Thanks. You've probably mentioned this in an earlier post but are you running the same wheels that came with the bike? I've seen several a host of threads (and reasons) about people swapping out the Fulcrum 7s. Just curious.


----------



## adjtogo (Nov 18, 2006)

I'm thinking I read a few others have swapped out their Fulcrum 7's for other wheel sets is because of the weight and higher profile rim. I remember reading where one cyclist swapped out his Fulcrum 7's to Campy something or another and saved almost a pound on weight. The Campy tire was supposed to be a lower profile wheel and was supposed to be better for climbing and has less wind resistance, preventing one from getting blown all over the road in gusty conditions.

I'd love to swap out my wheels for the Campy ones, but I just don't have the extra money right now, so I'm going to keep using my Fulcrum 7's for now.

My other viewpoint is if you want to save a pound or half pound here and there, is to lose a little body weight.


----------



## Blessed01 (Aug 14, 2010)

Yes, loosing a pound or two is the cheaper (and healthier) alternative.
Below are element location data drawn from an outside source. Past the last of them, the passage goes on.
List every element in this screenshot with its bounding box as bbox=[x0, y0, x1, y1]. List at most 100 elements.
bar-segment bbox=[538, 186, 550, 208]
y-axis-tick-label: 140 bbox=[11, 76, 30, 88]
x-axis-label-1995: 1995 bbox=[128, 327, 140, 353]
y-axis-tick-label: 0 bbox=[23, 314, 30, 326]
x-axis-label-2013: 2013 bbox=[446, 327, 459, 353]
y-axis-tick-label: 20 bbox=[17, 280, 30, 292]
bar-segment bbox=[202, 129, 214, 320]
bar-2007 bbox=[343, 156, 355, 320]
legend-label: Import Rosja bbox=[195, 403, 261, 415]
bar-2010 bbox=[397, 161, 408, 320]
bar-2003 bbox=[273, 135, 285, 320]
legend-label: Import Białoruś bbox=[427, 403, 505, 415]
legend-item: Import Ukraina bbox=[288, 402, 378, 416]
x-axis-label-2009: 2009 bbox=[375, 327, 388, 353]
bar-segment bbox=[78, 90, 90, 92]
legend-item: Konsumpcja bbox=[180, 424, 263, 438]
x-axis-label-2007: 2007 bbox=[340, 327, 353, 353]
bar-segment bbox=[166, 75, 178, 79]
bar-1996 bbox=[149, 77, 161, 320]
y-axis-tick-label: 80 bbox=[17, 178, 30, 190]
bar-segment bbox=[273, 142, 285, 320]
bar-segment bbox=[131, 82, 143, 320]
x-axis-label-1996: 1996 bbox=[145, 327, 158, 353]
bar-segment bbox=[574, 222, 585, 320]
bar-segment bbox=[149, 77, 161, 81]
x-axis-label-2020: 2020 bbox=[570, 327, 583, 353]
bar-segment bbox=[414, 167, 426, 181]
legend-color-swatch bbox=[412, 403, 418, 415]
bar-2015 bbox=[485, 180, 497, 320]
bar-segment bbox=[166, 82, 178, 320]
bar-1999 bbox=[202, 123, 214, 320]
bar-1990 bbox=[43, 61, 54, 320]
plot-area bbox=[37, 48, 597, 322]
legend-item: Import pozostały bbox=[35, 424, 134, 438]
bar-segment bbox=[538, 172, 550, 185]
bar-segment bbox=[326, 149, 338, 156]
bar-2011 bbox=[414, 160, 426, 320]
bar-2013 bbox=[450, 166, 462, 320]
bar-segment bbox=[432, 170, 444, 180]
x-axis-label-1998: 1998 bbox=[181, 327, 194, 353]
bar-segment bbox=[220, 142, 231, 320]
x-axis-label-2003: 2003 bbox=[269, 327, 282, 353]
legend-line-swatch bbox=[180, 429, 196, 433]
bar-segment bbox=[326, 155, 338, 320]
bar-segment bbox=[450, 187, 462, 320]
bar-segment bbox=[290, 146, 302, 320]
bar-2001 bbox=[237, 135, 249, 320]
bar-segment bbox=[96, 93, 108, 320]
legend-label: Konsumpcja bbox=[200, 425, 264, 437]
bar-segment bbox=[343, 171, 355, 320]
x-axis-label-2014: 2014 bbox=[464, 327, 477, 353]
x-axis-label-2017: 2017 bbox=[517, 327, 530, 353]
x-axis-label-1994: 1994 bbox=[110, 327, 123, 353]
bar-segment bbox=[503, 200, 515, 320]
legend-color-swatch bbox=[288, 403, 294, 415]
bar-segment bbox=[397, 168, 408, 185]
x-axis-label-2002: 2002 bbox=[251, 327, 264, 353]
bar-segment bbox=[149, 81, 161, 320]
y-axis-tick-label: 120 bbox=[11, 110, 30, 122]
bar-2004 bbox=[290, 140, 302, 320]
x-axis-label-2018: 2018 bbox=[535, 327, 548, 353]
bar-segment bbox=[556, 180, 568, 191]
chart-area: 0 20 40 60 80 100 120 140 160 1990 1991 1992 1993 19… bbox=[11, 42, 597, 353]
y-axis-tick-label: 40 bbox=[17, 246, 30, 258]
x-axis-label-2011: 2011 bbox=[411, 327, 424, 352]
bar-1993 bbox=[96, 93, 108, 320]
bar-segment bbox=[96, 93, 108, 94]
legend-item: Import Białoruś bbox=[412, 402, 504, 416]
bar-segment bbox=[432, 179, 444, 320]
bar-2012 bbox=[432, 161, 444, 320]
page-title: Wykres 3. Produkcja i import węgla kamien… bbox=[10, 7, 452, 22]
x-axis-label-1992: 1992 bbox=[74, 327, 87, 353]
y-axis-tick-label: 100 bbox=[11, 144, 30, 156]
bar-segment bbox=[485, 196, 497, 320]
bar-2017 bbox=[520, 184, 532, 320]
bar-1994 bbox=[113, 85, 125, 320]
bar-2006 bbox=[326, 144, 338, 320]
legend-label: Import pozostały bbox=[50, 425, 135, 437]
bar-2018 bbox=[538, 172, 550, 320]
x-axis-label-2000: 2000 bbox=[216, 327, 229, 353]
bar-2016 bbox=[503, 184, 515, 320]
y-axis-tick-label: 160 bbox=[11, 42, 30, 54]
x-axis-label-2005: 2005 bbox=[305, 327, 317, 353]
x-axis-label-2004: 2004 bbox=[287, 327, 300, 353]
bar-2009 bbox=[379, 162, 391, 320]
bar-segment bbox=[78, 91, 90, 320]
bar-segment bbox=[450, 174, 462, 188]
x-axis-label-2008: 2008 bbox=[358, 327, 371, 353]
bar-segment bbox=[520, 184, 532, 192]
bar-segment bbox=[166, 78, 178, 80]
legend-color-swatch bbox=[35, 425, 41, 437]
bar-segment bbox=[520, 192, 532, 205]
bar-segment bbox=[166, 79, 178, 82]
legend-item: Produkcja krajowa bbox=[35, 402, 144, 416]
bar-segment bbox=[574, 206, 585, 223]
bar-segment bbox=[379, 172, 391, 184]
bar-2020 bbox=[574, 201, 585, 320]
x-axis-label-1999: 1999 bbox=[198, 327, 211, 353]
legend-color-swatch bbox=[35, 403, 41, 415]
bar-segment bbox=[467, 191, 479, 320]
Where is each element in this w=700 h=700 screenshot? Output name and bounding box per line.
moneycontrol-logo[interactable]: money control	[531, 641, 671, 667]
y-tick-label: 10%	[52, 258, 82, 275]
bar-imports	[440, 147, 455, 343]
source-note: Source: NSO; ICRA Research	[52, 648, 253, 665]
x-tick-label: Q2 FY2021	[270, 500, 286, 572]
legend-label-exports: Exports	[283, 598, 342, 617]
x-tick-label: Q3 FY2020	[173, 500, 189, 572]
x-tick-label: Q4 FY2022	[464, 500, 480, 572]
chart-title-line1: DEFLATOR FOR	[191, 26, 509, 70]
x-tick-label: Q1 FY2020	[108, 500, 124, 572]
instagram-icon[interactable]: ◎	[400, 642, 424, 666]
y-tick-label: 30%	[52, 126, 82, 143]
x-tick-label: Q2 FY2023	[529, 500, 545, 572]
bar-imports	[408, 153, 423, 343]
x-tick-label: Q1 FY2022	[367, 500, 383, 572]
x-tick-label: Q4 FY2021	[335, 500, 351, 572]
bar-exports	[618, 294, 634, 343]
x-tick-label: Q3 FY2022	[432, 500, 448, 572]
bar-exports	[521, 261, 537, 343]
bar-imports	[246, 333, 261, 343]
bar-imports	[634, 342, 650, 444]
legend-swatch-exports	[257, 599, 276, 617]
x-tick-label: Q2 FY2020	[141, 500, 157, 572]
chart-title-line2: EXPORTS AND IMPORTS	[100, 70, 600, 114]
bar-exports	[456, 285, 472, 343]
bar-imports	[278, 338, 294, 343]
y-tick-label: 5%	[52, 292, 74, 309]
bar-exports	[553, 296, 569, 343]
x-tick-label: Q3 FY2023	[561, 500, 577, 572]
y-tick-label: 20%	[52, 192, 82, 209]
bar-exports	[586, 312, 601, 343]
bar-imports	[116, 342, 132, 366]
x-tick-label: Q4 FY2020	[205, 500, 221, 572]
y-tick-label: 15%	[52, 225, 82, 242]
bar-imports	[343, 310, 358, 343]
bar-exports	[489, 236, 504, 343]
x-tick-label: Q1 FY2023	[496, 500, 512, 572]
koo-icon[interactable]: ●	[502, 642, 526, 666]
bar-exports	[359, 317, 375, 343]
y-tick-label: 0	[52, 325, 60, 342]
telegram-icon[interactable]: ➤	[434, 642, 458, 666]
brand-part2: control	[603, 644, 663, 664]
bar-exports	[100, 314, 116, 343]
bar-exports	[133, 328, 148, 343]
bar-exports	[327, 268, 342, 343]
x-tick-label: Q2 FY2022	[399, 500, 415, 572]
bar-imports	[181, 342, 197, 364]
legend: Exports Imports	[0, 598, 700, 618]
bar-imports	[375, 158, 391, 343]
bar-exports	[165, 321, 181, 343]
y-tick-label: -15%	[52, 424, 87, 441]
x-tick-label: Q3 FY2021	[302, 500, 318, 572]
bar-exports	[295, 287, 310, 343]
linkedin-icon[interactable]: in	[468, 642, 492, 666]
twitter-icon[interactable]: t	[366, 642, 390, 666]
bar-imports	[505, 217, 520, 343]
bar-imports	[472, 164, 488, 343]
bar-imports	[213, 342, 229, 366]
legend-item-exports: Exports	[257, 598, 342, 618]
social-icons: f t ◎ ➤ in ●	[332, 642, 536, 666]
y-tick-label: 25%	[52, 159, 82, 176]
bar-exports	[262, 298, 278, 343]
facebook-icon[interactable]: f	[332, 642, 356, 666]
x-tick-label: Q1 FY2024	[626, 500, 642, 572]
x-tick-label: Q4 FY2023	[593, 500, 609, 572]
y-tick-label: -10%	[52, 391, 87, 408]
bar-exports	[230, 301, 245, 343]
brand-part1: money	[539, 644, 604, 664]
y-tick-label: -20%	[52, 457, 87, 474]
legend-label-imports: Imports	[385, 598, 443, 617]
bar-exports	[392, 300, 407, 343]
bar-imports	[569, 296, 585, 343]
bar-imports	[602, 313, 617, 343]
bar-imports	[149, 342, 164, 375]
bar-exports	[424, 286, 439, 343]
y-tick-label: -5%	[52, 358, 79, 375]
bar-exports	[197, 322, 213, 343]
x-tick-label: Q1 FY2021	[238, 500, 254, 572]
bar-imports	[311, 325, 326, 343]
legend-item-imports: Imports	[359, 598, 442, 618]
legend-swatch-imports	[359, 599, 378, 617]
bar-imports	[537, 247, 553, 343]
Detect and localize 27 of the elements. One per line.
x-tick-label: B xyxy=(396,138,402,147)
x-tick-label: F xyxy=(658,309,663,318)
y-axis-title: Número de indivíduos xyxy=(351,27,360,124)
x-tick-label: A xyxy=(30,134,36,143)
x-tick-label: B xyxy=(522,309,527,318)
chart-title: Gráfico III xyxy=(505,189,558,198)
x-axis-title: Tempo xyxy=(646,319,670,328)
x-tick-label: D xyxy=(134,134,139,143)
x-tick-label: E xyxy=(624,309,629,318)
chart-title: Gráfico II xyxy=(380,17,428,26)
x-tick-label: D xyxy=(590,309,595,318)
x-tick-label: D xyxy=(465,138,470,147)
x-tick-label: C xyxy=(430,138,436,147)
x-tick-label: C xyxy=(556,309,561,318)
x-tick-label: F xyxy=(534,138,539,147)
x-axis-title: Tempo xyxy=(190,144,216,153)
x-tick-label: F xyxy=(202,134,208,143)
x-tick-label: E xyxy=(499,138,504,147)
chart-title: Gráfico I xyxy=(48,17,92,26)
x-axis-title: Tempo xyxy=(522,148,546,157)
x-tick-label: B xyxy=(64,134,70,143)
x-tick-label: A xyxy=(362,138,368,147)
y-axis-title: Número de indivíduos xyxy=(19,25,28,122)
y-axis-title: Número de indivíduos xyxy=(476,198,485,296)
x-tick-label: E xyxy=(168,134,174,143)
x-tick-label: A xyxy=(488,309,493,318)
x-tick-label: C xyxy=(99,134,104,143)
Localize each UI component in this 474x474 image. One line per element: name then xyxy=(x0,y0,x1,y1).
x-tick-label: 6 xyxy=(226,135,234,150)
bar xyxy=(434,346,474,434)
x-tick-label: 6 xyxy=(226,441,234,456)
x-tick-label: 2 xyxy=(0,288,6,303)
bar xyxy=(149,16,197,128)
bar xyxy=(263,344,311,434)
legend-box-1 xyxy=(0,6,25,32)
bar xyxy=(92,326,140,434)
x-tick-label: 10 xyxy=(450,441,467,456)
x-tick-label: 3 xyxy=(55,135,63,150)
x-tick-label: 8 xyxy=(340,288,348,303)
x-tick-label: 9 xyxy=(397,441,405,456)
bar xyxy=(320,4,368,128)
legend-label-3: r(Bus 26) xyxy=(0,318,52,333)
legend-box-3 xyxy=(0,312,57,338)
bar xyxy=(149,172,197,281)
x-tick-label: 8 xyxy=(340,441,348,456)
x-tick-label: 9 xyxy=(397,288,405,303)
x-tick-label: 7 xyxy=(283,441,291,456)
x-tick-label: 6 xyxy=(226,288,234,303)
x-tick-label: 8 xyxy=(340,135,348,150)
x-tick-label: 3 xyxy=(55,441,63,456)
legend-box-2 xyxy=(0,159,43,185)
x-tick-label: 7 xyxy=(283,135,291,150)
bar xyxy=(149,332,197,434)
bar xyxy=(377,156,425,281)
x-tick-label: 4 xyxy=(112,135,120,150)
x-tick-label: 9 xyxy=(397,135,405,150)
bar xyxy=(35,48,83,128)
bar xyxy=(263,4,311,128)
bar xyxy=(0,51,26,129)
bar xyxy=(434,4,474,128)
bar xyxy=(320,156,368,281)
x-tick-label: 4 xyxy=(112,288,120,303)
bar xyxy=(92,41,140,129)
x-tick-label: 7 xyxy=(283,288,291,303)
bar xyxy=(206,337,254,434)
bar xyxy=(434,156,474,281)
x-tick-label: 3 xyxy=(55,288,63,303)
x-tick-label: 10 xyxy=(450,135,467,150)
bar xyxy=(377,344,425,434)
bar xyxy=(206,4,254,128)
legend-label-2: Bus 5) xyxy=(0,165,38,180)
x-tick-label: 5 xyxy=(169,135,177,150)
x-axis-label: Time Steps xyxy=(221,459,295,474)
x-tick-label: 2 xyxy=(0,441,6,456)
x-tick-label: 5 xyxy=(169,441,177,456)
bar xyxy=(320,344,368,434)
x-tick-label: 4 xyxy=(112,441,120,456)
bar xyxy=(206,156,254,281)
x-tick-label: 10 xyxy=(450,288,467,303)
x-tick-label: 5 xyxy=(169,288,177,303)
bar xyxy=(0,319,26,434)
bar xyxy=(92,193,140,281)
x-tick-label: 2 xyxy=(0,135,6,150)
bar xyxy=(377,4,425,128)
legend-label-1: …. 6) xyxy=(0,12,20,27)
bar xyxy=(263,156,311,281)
Anyway, I'm doing my research right now. I want to be as informed as possible before making a purchase. Will probably work with my lbs when the time comes.


----------



## spade2you (May 12, 2009)

While it's not always the most economical to build your bikes up, they're still a good value when you factor in that you're getting EXACTLY what you want on the bike. I didn't have a choice with my D2 Crono or 928 T-Cube, because they were imported frame only. 

If you want Chorus 11, get it. You can always use your current wheels and upgrade sometime later.


----------



## kbwh (May 28, 2010)

It was Cruisinscoot who got nice deal on Campagnolo Neutrons just recently. Very nive wheels, but there are other Al-rimmed alternatives around too. The HED Ardennes (or Bastogne) come to mind.




spade2you said:


> You can always use your current wheels and upgrade sometime later.


^^^ Smart advice.


----------